How often does this happen?
No one knows how many of the nearly 2.3 million prisoners in the U.S. are identified as transgender. A 2010 study by the California Department of Corrections identified more than 330 transgender inmates in a population of about 160,000, equal to about 0.2 percent. But the National Center for Transgender Equality estimates that the actual figure may be much higher. When that group surveyed transgender people in 2011, officials found that 16 percent of nearly 6,500 respondents reported that they’d been jailed at some time in their lives.
Why is this the prison's problem?
Doctors who treat transgender people and advocates who lobby on their behalf say that inmates are legally entitled to health care while incarcerated -- including services for gender identity issues.
“Treatment for people with severe gender dysphoria is medically necessary,” said Dr. Sherman Leis of the Philadelphia Center for Transgender Surgery, who performs sex-change operations three days a week.
Just as diabetics need insulin and people with heart problems need surgery, inmates with gender identity-related health problems require the most appropriate treatment, said Mara Keisling, executive director of the National Center for Transgender Equality.
“This is America; we do not deny prisoners health care,” Keisling said. “What happens if they break a leg while they’re in custody? What happens if they develop schizophrenia? It is illegal to withhold those treatments.”
What kind of ‘treatment’ are we talking about?
For those in and out of prison, switching genders is a protracted, complicated process that involves years of psychiatric counseling, hormone therapy and -- sometimes, but not always -- surgery, experts say.
Male-to-female transgender people typically take the female hormone estrogen in sufficient doses to influence the development of breasts and other secondary sex characteristics. They must receive adequate regular doses for the rest of their lives to maintain their new gender. They often also undergo laser hair removal.
If surgery is indicated, it can involve a range of procedures including removal of the original sex organs and reconstruction of new genitals. Other surgeries can include removing or augmenting breasts and reshaping facial contours, Leis said.
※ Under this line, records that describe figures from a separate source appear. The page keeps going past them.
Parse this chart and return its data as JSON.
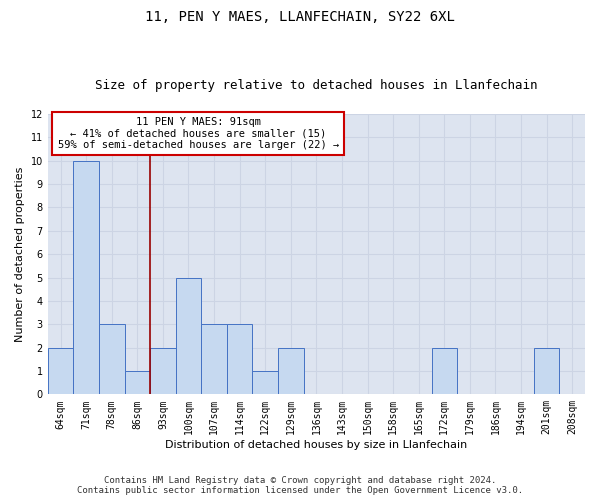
{
  "title": "11, PEN Y MAES, LLANFECHAIN, SY22 6XL",
  "subtitle": "Size of property relative to detached houses in Llanfechain",
  "xlabel": "Distribution of detached houses by size in Llanfechain",
  "ylabel": "Number of detached properties",
  "categories": [
    "64sqm",
    "71sqm",
    "78sqm",
    "86sqm",
    "93sqm",
    "100sqm",
    "107sqm",
    "114sqm",
    "122sqm",
    "129sqm",
    "136sqm",
    "143sqm",
    "150sqm",
    "158sqm",
    "165sqm",
    "172sqm",
    "179sqm",
    "186sqm",
    "194sqm",
    "201sqm",
    "208sqm"
  ],
  "values": [
    2,
    10,
    3,
    1,
    2,
    5,
    3,
    3,
    1,
    2,
    0,
    0,
    0,
    0,
    0,
    2,
    0,
    0,
    0,
    2,
    0
  ],
  "bar_color": "#c6d9f0",
  "bar_edge_color": "#4472c4",
  "subject_vline_x": 3.5,
  "annotation_line1": "11 PEN Y MAES: 91sqm",
  "annotation_line2": "← 41% of detached houses are smaller (15)",
  "annotation_line3": "59% of semi-detached houses are larger (22) →",
  "annotation_box_color": "#ffffff",
  "annotation_box_edge": "#cc0000",
  "subject_vline_color": "#990000",
  "ylim": [
    0,
    12
  ],
  "yticks": [
    0,
    1,
    2,
    3,
    4,
    5,
    6,
    7,
    8,
    9,
    10,
    11,
    12
  ],
  "grid_color": "#ccd4e4",
  "background_color": "#dde4f0",
  "footer_line1": "Contains HM Land Registry data © Crown copyright and database right 2024.",
  "footer_line2": "Contains public sector information licensed under the Open Government Licence v3.0.",
  "title_fontsize": 10,
  "subtitle_fontsize": 9,
  "axis_label_fontsize": 8,
  "tick_fontsize": 7,
  "annotation_fontsize": 7.5,
  "footer_fontsize": 6.5
}
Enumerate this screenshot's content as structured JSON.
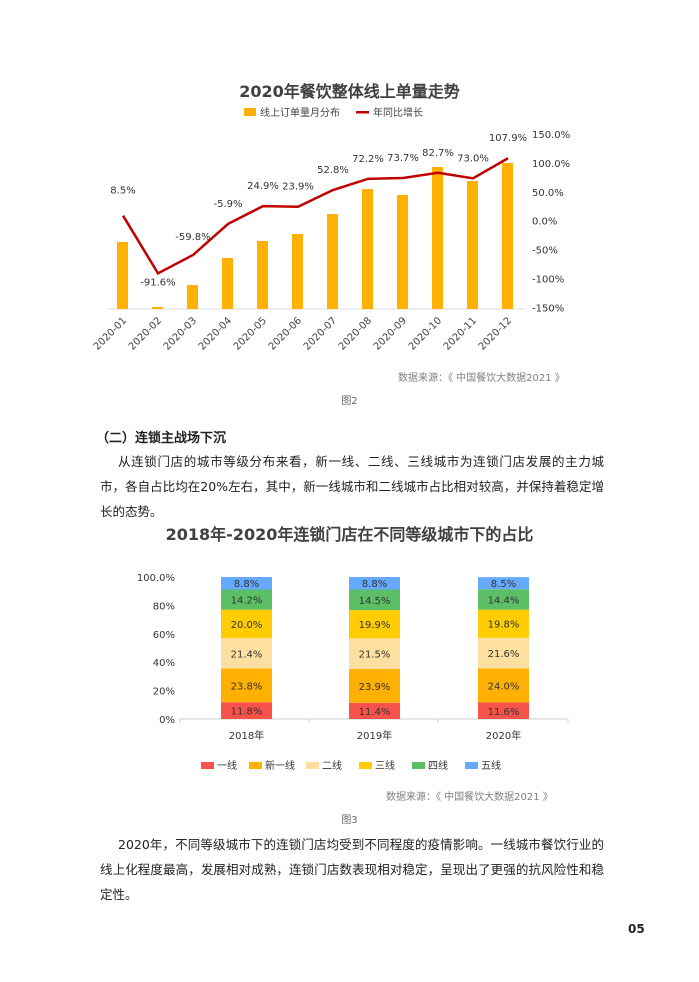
{
  "chart_data": [
    {
      "type": "bar+line",
      "title": "2020年餐饮整体线上单量走势",
      "legend": [
        "线上订单量月分布",
        "年同比增长"
      ],
      "categories": [
        "2020-01",
        "2020-02",
        "2020-03",
        "2020-04",
        "2020-05",
        "2020-06",
        "2020-07",
        "2020-08",
        "2020-09",
        "2020-10",
        "2020-11",
        "2020-12"
      ],
      "bar_values_relative": [
        67,
        2,
        24,
        51,
        68,
        75,
        95,
        120,
        114,
        142,
        128,
        146
      ],
      "line_values": [
        8.5,
        -91.6,
        -59.8,
        -5.9,
        24.9,
        23.9,
        52.8,
        72.2,
        73.7,
        82.7,
        73.0,
        107.9
      ],
      "line_labels": [
        "8.5%",
        "-91.6%",
        "-59.8%",
        "-5.9%",
        "24.9%",
        "23.9%",
        "52.8%",
        "72.2%",
        "73.7%",
        "82.7%",
        "73.0%",
        "107.9%"
      ],
      "right_axis_ticks": [
        "150.0%",
        "100.0%",
        "50.0%",
        "0.0%",
        "-50%",
        "-100%",
        "-150%"
      ],
      "right_axis_range": [
        -150,
        150
      ],
      "colors": {
        "bar": "#FFB000",
        "line": "#C00000"
      },
      "source": "数据来源：《 中国餐饮大数据2021 》"
    },
    {
      "type": "stacked-bar",
      "title": "2018年-2020年连锁门店在不同等级城市下的占比",
      "categories": [
        "2018年",
        "2019年",
        "2020年"
      ],
      "y_ticks": [
        "100.0%",
        "80%",
        "60%",
        "40%",
        "20%",
        "0%"
      ],
      "ylim": [
        0,
        100
      ],
      "series": [
        {
          "name": "一线",
          "color": "#F8534A",
          "values": [
            11.8,
            11.4,
            11.6
          ]
        },
        {
          "name": "新一线",
          "color": "#FFB000",
          "values": [
            23.8,
            23.9,
            24.0
          ]
        },
        {
          "name": "二线",
          "color": "#FDDFA0",
          "values": [
            21.4,
            21.5,
            21.6
          ]
        },
        {
          "name": "三线",
          "color": "#FFCC00",
          "values": [
            20.0,
            19.9,
            19.8
          ]
        },
        {
          "name": "四线",
          "color": "#5CBF65",
          "values": [
            14.2,
            14.5,
            14.4
          ]
        },
        {
          "name": "五线",
          "color": "#65AAFF",
          "values": [
            8.8,
            8.8,
            8.5
          ]
        }
      ],
      "source": "数据来源：《 中国餐饮大数据2021 》"
    }
  ],
  "fig2": "图2",
  "fig3": "图3",
  "section_heading": "（二）连锁主战场下沉",
  "para1": "从连锁门店的城市等级分布来看，新一线、二线、三线城市为连锁门店发展的主力城市，各自占比均在20%左右，其中，新一线城市和二线城市占比相对较高，并保持着稳定增长的态势。",
  "para2": "2020年，不同等级城市下的连锁门店均受到不同程度的疫情影响。一线城市餐饮行业的线上化程度最高，发展相对成熟，连锁门店数表现相对稳定，呈现出了更强的抗风险性和稳定性。",
  "page_number": "05"
}
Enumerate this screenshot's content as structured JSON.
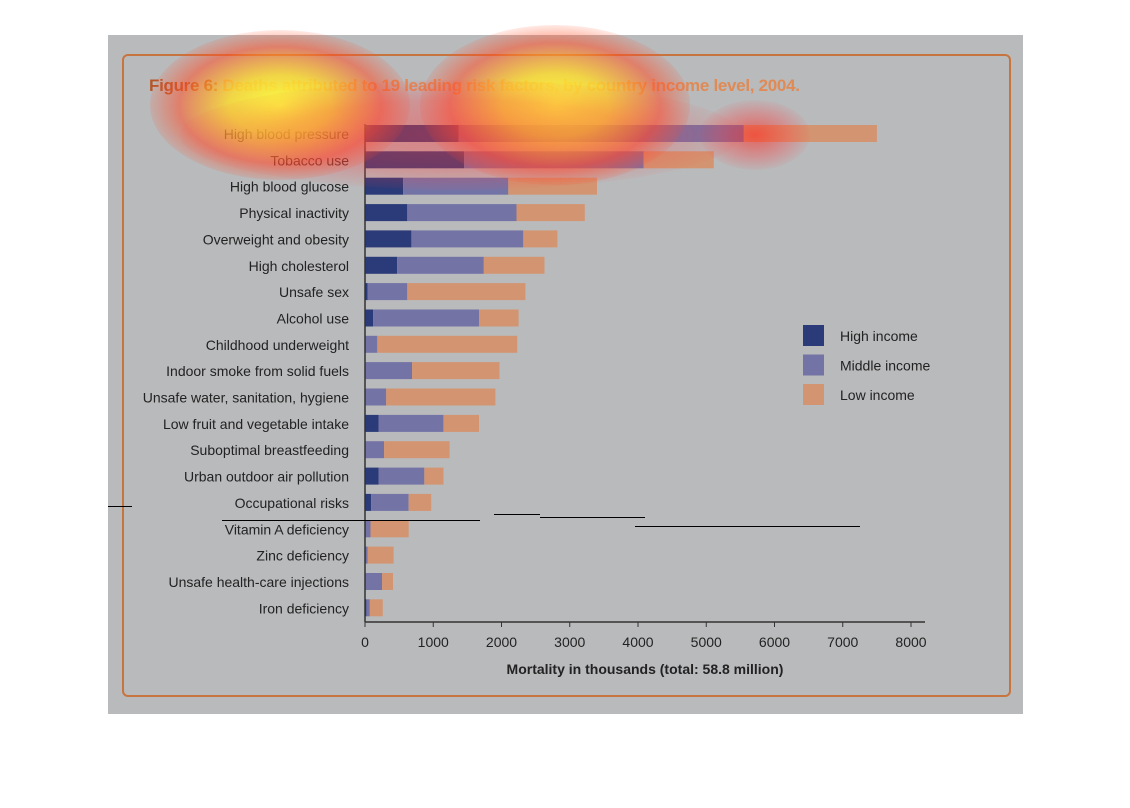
{
  "figure": {
    "title_prefix": "Figure 6:",
    "title_text": "Deaths attributed to 19 leading risk factors, by country income level, 2004."
  },
  "chart_data": {
    "type": "bar",
    "orientation": "horizontal",
    "stacked": true,
    "categories": [
      "High blood pressure",
      "Tobacco use",
      "High blood glucose",
      "Physical inactivity",
      "Overweight and obesity",
      "High cholesterol",
      "Unsafe sex",
      "Alcohol use",
      "Childhood underweight",
      "Indoor smoke from solid fuels",
      "Unsafe water, sanitation, hygiene",
      "Low fruit and vegetable intake",
      "Suboptimal breastfeeding",
      "Urban outdoor air pollution",
      "Occupational risks",
      "Vitamin A deficiency",
      "Zinc deficiency",
      "Unsafe health-care injections",
      "Iron deficiency"
    ],
    "series": [
      {
        "name": "High income",
        "color": "#2b3a78",
        "values": [
          1370,
          1450,
          560,
          620,
          680,
          470,
          40,
          120,
          0,
          0,
          0,
          200,
          0,
          200,
          90,
          0,
          0,
          0,
          20
        ]
      },
      {
        "name": "Middle income",
        "color": "#7473a6",
        "values": [
          4180,
          2630,
          1540,
          1600,
          1640,
          1270,
          580,
          1550,
          180,
          690,
          310,
          950,
          280,
          670,
          550,
          80,
          40,
          250,
          50
        ]
      },
      {
        "name": "Low income",
        "color": "#d39571",
        "values": [
          1950,
          1030,
          1300,
          1000,
          500,
          890,
          1730,
          580,
          2050,
          1280,
          1600,
          520,
          960,
          280,
          330,
          560,
          380,
          160,
          190
        ]
      }
    ],
    "xlabel": "Mortality in thousands (total: 58.8 million)",
    "xlim": [
      0,
      8000
    ],
    "xticks": [
      "0",
      "1000",
      "2000",
      "3000",
      "4000",
      "5000",
      "6000",
      "7000",
      "8000"
    ],
    "grid": false,
    "legend_position": "right"
  }
}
Coombs, Manning's lawyer, told TODAY that his client's final goal is not necessarily surgery.
"No, I think the ultimate goal is to be comfortable in her skin and to be the person that she never had an opportunity to be," Coombs said.
How much does it cost? And who pays?
Cost ranges widely from $12,000 to $30,000 or more for surgery with ongoing costs of up to $200 a month for hormone therapy and more for psychotherapy.
If a prisoner receives care while incarcerated, the taxpayers would foot the bill, advocates say.
Can this be a ploy for men to get into a women's prison?
GID is diagnosed by a doctor and the life-altering treatment must be prescribed. Besides, prisons usually go by birth gender when assigning inmates, so even after gender reassignment, a newly female prisoner could end up in a male population— or in isolation for her own protection.
Fort Leavenworth spokesman George Marcec told the Associated Press that Manning would need to petition for a transfer to a federal prison to receive hormone treatment. In addition, the prison staff can separate high-risk prisoners from the general population based on the level of security risk to the inmate and others, he added.
Officials with the United States Disciplinary Barracks said that they have procedures to ensure that Manning and any other transgender inmates are protected from abuse and assault while in custody.
"The USDB has implemented risk assessment protocols and safety procedures to address high risk factors identified with the Prison Rape Elimination Act," the agency said in a statement.